可日子久了,那點微末的情分連春日裡的晨露都不如。
太陽一齣便散了個乾淨。
顧硯之雖然貌美。
可骨子裡是個極度自負的人。
他可以接受妻子平庸、乖順。
什麼都不會。
卻唯獨接受不了我永遠遊離在他的世界之外。
我的客棧一家接著一家開,賬本越摞越高,生意風生水起。
我從來不需要仰仗顧硯之的鼻息過活。
我更不會像其他後宅婦人那樣。
為了他的一點恩寵爭風吃醋。
我始終不受他掌控。
這讓顧硯之感到了深深的挫敗。
長期的失衡,在他心底滋生出扭曲偏執的佔有慾。
可他萬萬沒算到,就連自己有過幾分真心的外室。
都堅定地站在了我這邊。
這無疑是一把烈火,燒光了顧硯之的理智。
他一切錯誤都歸咎於我。
09
為了逼我妥協,顧硯之開始下作起來。
初冬連綿的陰雨天裡。
我手底下的幾家客棧接連出事。
先是深夜有人砸破門窗。
接著便是白日里混混流氓上門尋釁滋事。
他們不搶錢財,專砸桌椅碗碟,嚇跑住店的客商。
肆意損毀我苦心經營的心血事業。
掌櫃們苦不堪言,拿著碎裂的瓷片來找我做主。
我查了三日。
終於,我憑藉各家錢莊的票號流水。
在城南一家賭坊裡,按住了那個領頭的地痞。
我讓手下的人把他打得半死。
從他懷裡搜出來的銀票上。
清清楚楚印著顧家開的錢莊的獨特暗記。
我徹底被氣笑了。
那天傍晚,我拎著那厚厚一沓被茶水潑毀的賬冊。
一腳踹開了顧府的門。
顧硯之正坐在太師椅上撥弄著手裡的核桃。
見我進來,他嘴角勾起一抹自得的冷笑。
「怎麼,終於知道外頭風浪大,想回內宅做你的顧夫人了?」
「顧硯之,你真是爛到了骨頭縫裡。
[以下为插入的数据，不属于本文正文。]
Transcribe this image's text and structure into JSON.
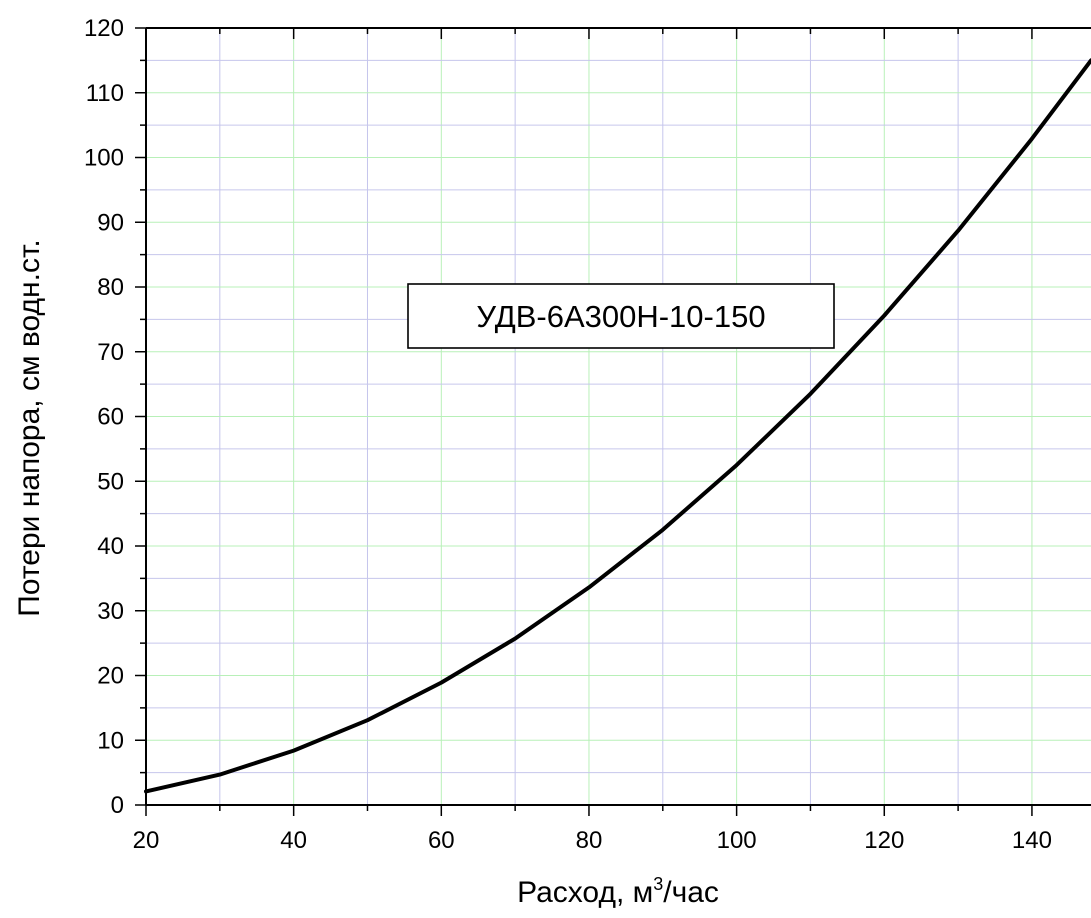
{
  "chart_data": {
    "type": "line",
    "title": "",
    "xlabel": "Расход, м³/час",
    "ylabel": "Потери напора, см водн.ст.",
    "xlabel_parts": {
      "before": "Расход, м",
      "sup": "3",
      "after": "/час"
    },
    "xlim": [
      20,
      148
    ],
    "ylim": [
      0,
      120
    ],
    "x_ticks": [
      20,
      40,
      60,
      80,
      100,
      120,
      140
    ],
    "y_ticks": [
      0,
      10,
      20,
      30,
      40,
      50,
      60,
      70,
      80,
      90,
      100,
      110,
      120
    ],
    "x_grid": [
      30,
      40,
      50,
      60,
      70,
      80,
      90,
      100,
      110,
      120,
      130,
      140
    ],
    "y_grid": [
      5,
      10,
      15,
      20,
      25,
      30,
      35,
      40,
      45,
      50,
      55,
      60,
      65,
      70,
      75,
      80,
      85,
      90,
      95,
      100,
      105,
      110,
      115
    ],
    "grid": true,
    "annotation": "УДВ-6А300Н-10-150",
    "series": [
      {
        "x": [
          20,
          30,
          40,
          50,
          60,
          70,
          80,
          90,
          100,
          110,
          120,
          130,
          140,
          148
        ],
        "y": [
          2.1,
          4.7,
          8.4,
          13.1,
          18.9,
          25.7,
          33.6,
          42.5,
          52.5,
          63.5,
          75.6,
          88.7,
          102.9,
          115.0
        ]
      }
    ],
    "colors": {
      "series": "#000000",
      "grid_major": "#b8f0b8",
      "grid_minor": "#c6c6ec",
      "axis": "#000000",
      "annotation_border": "#000000"
    }
  }
}
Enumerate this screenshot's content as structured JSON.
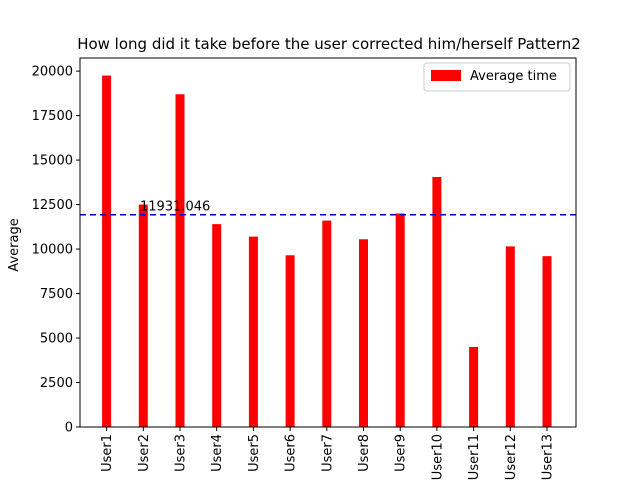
{
  "chart_data": {
    "type": "bar",
    "title": "How long did it take before the user corrected him/herself Pattern2",
    "xlabel": "",
    "ylabel": "Average",
    "categories": [
      "User1",
      "User2",
      "User3",
      "User4",
      "User5",
      "User6",
      "User7",
      "User8",
      "User9",
      "User10",
      "User11",
      "User12",
      "User13"
    ],
    "series": [
      {
        "name": "Average time",
        "color": "#ff0000",
        "values": [
          19750,
          12500,
          18700,
          11400,
          10700,
          9650,
          11600,
          10550,
          12000,
          14050,
          4500,
          10150,
          9600
        ]
      }
    ],
    "yticks": [
      0,
      2500,
      5000,
      7500,
      10000,
      12500,
      15000,
      17500,
      20000
    ],
    "ylim": [
      0,
      20737
    ],
    "reference_line": {
      "value": 11931.046,
      "label": "11931.046",
      "color": "#0000cc",
      "style": "dashed"
    },
    "legend": {
      "position": "top-right"
    },
    "grid": false
  }
}
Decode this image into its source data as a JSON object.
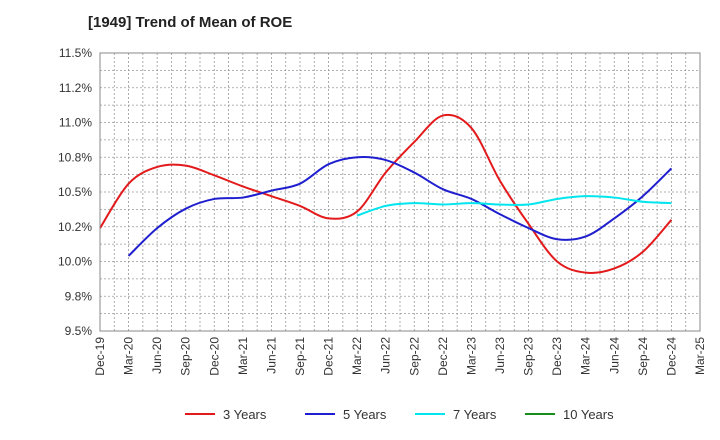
{
  "chart_data": {
    "type": "line",
    "title": "[1949]  Trend of Mean of ROE",
    "xlabel": "",
    "ylabel": "",
    "x": [
      "Dec-19",
      "Mar-20",
      "Jun-20",
      "Sep-20",
      "Dec-20",
      "Mar-21",
      "Jun-21",
      "Sep-21",
      "Dec-21",
      "Mar-22",
      "Jun-22",
      "Sep-22",
      "Dec-22",
      "Mar-23",
      "Jun-23",
      "Sep-23",
      "Dec-23",
      "Mar-24",
      "Jun-24",
      "Sep-24",
      "Dec-24",
      "Mar-25"
    ],
    "y_ticks": [
      "9.5%",
      "9.8%",
      "10.0%",
      "10.2%",
      "10.5%",
      "10.8%",
      "11.0%",
      "11.2%",
      "11.5%"
    ],
    "ylim": [
      9.5,
      11.5
    ],
    "grid": true,
    "legend_position": "bottom",
    "series": [
      {
        "name": "3 Years",
        "color": "#e31a1c",
        "values": [
          10.24,
          10.56,
          10.68,
          10.69,
          10.62,
          10.54,
          10.47,
          10.4,
          10.31,
          10.36,
          10.64,
          10.86,
          11.05,
          10.96,
          10.58,
          10.27,
          10.0,
          9.92,
          9.95,
          10.07,
          10.3,
          null
        ]
      },
      {
        "name": "5 Years",
        "color": "#1f1fcf",
        "values": [
          null,
          10.04,
          10.24,
          10.38,
          10.45,
          10.46,
          10.51,
          10.56,
          10.7,
          10.75,
          10.73,
          10.64,
          10.52,
          10.45,
          10.34,
          10.24,
          10.16,
          10.18,
          10.31,
          10.47,
          10.67,
          null
        ]
      },
      {
        "name": "7 Years",
        "color": "#00e5ee",
        "values": [
          null,
          null,
          null,
          null,
          null,
          null,
          null,
          null,
          null,
          10.33,
          10.4,
          10.42,
          10.41,
          10.42,
          10.41,
          10.41,
          10.45,
          10.47,
          10.46,
          10.43,
          10.42,
          null
        ]
      },
      {
        "name": "10 Years",
        "color": "#1a8c1a",
        "values": [
          null,
          null,
          null,
          null,
          null,
          null,
          null,
          null,
          null,
          null,
          null,
          null,
          null,
          null,
          null,
          null,
          null,
          null,
          null,
          null,
          null,
          null
        ]
      }
    ]
  }
}
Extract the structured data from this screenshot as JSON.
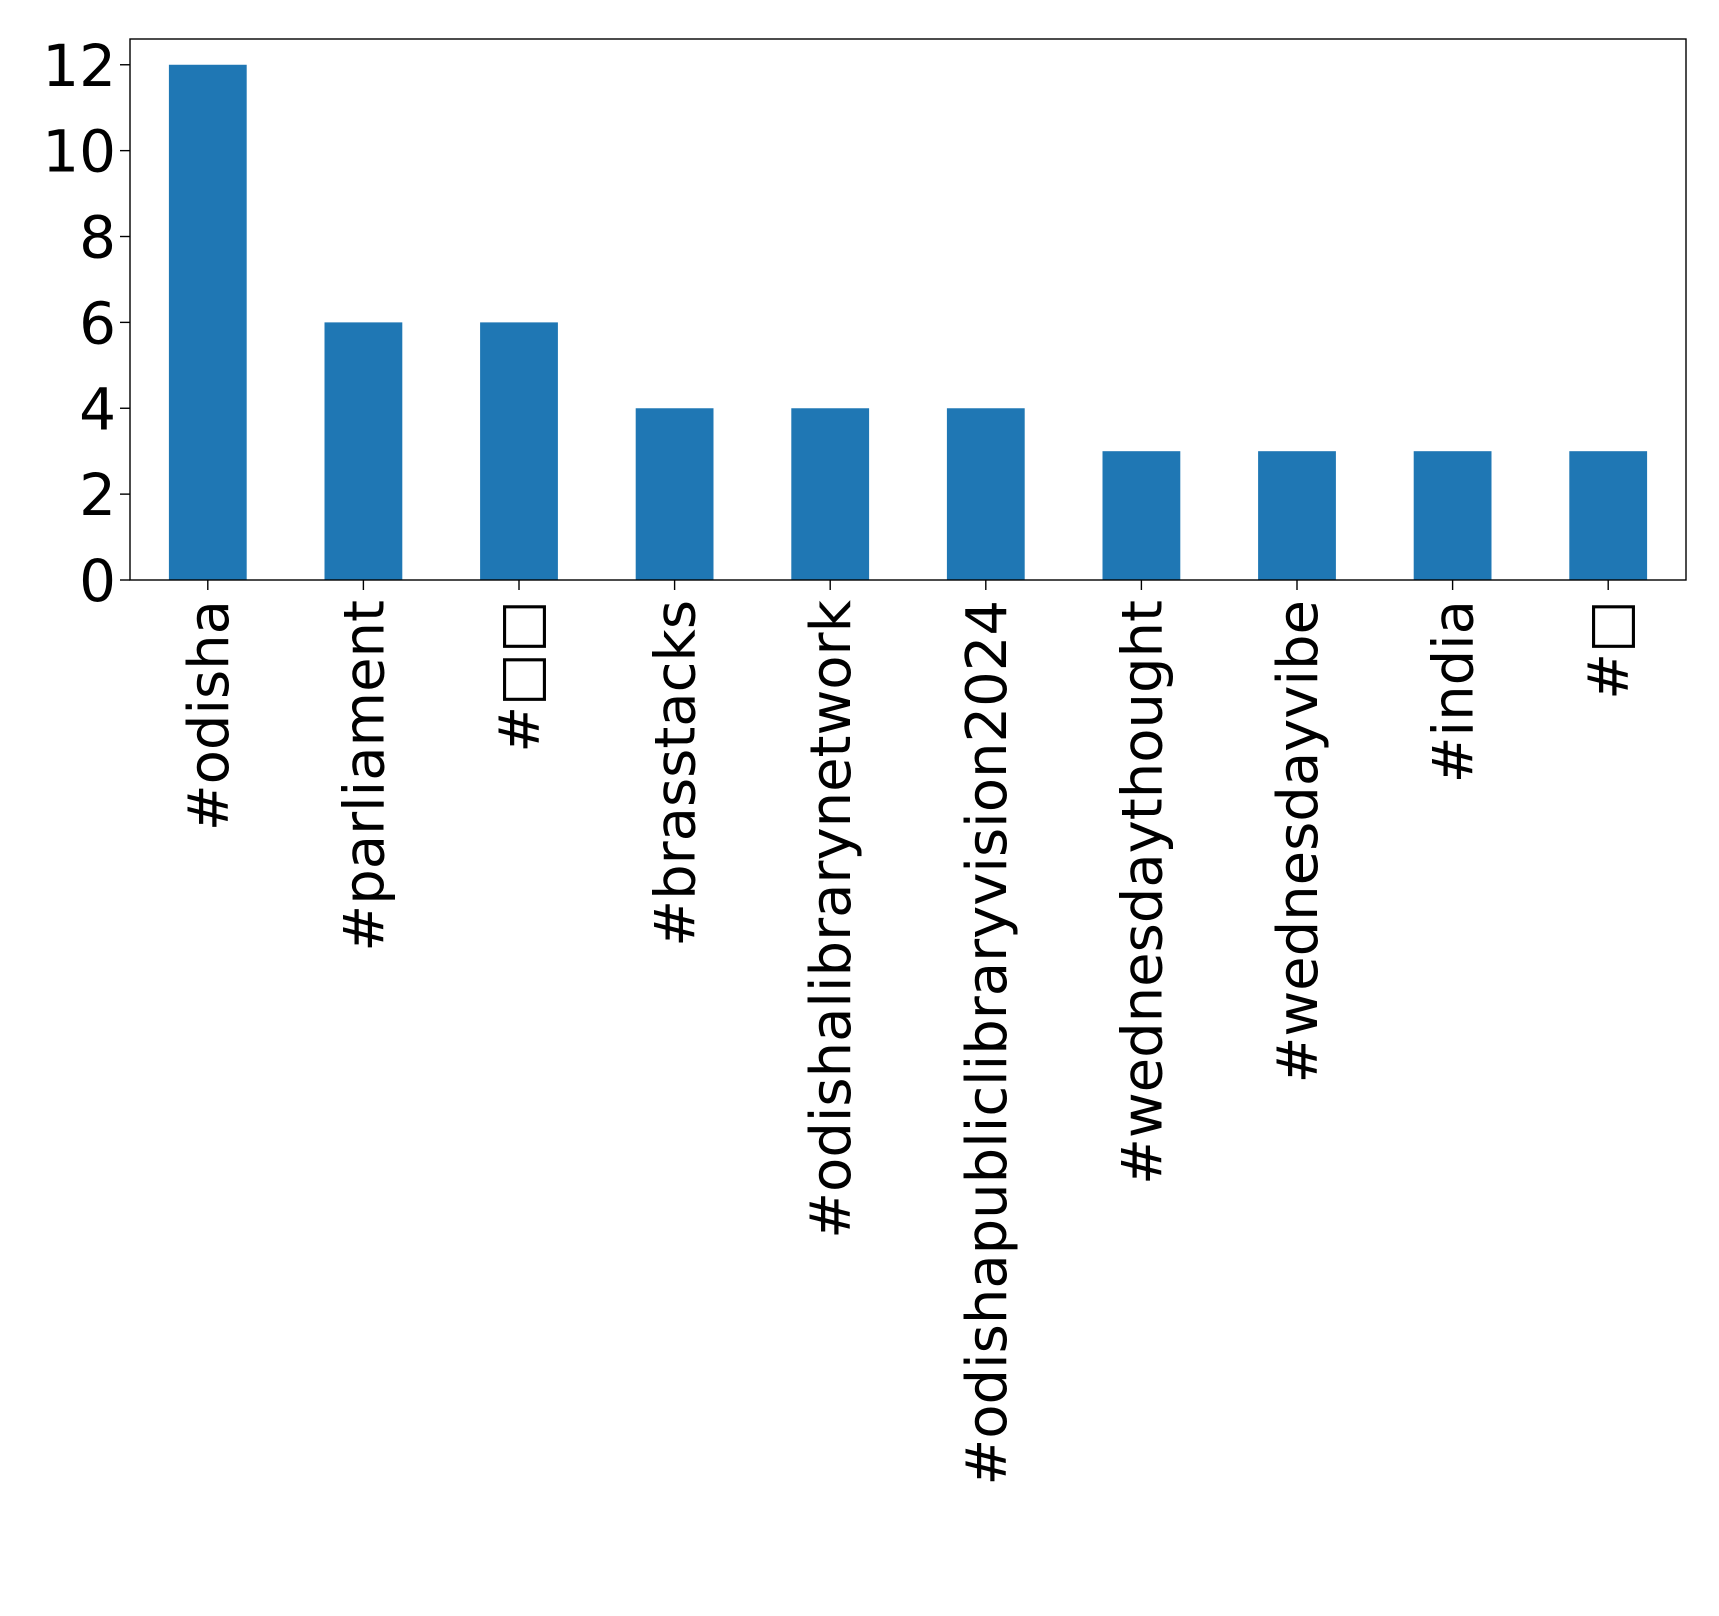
{
  "chart_data": {
    "type": "bar",
    "title": "",
    "xlabel": "",
    "ylabel": "",
    "categories": [
      "#odisha",
      "#parliament",
      "#□□",
      "#brasstacks",
      "#odishalibrarynetwork",
      "#odishapubliclibraryvision2024",
      "#wednesdaythought",
      "#wednesdayvibe",
      "#india",
      "#□"
    ],
    "values": [
      12,
      6,
      6,
      4,
      4,
      4,
      3,
      3,
      3,
      3
    ],
    "ylim": [
      0,
      12.6
    ],
    "yticks": [
      0,
      2,
      4,
      6,
      8,
      10,
      12
    ],
    "ytick_labels": [
      "0",
      "2",
      "4",
      "6",
      "8",
      "10",
      "12"
    ],
    "x_label_rotation": "vertical",
    "grid": false,
    "legend": "none",
    "bar_color": "#1f77b4"
  }
}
」我將賬冊狠狠砸在他??口。
他猛地站起身,臉色鐵青。
「沈初螢,你別給臉不要臉!」
「女人就該安分守己,你若現在關了那些鋪子,乖乖服軟,我還能容你......」
我沒等他把那些噁心人的話說完,順手抄起案几上的熱茶,連水帶茶葉潑了他滿臉。
「你瘋了!」他抹了一把臉上的殘茶,勃然大怒。
伸手便來掐我的脖頸。
我沒有躲。
在顧硯之靠近的那一刻,我抬起手。
指甲死死摳進他的臉頰,用力向下一劃。
皮肉翻開的觸感傳來。
三道極深的血痕橫貫他那張曾經讓我唯一動心過的容顏。
如今,這皮囊只讓我覺得無比作嘔。
顧硯之慘叫一聲捂住臉,鮮血順著指縫往下淌。
我們在廳堂裡激烈爭執拉扯。
撞翻了他從西洋給我帶回來的小提琴。
碎片落了一地。
下人們驚恐地縮在門外,無一人敢上前勸阻。
我扯平被拽皺的衣襟,居高臨下地看著跌坐在地的他,徹底撕破了所有臉面。
「我們和離。」我語氣平靜,心意已決。
顧硯之捂著臉咆哮:「做夢!我只會寫休書,寫你善妒,犯了七出之條,我要讓你身敗名裂!」
「好啊。」我冷笑出聲。
「你寫休書,我便拿著這些帶有顧家暗記的銀票去擊鼓鳴冤。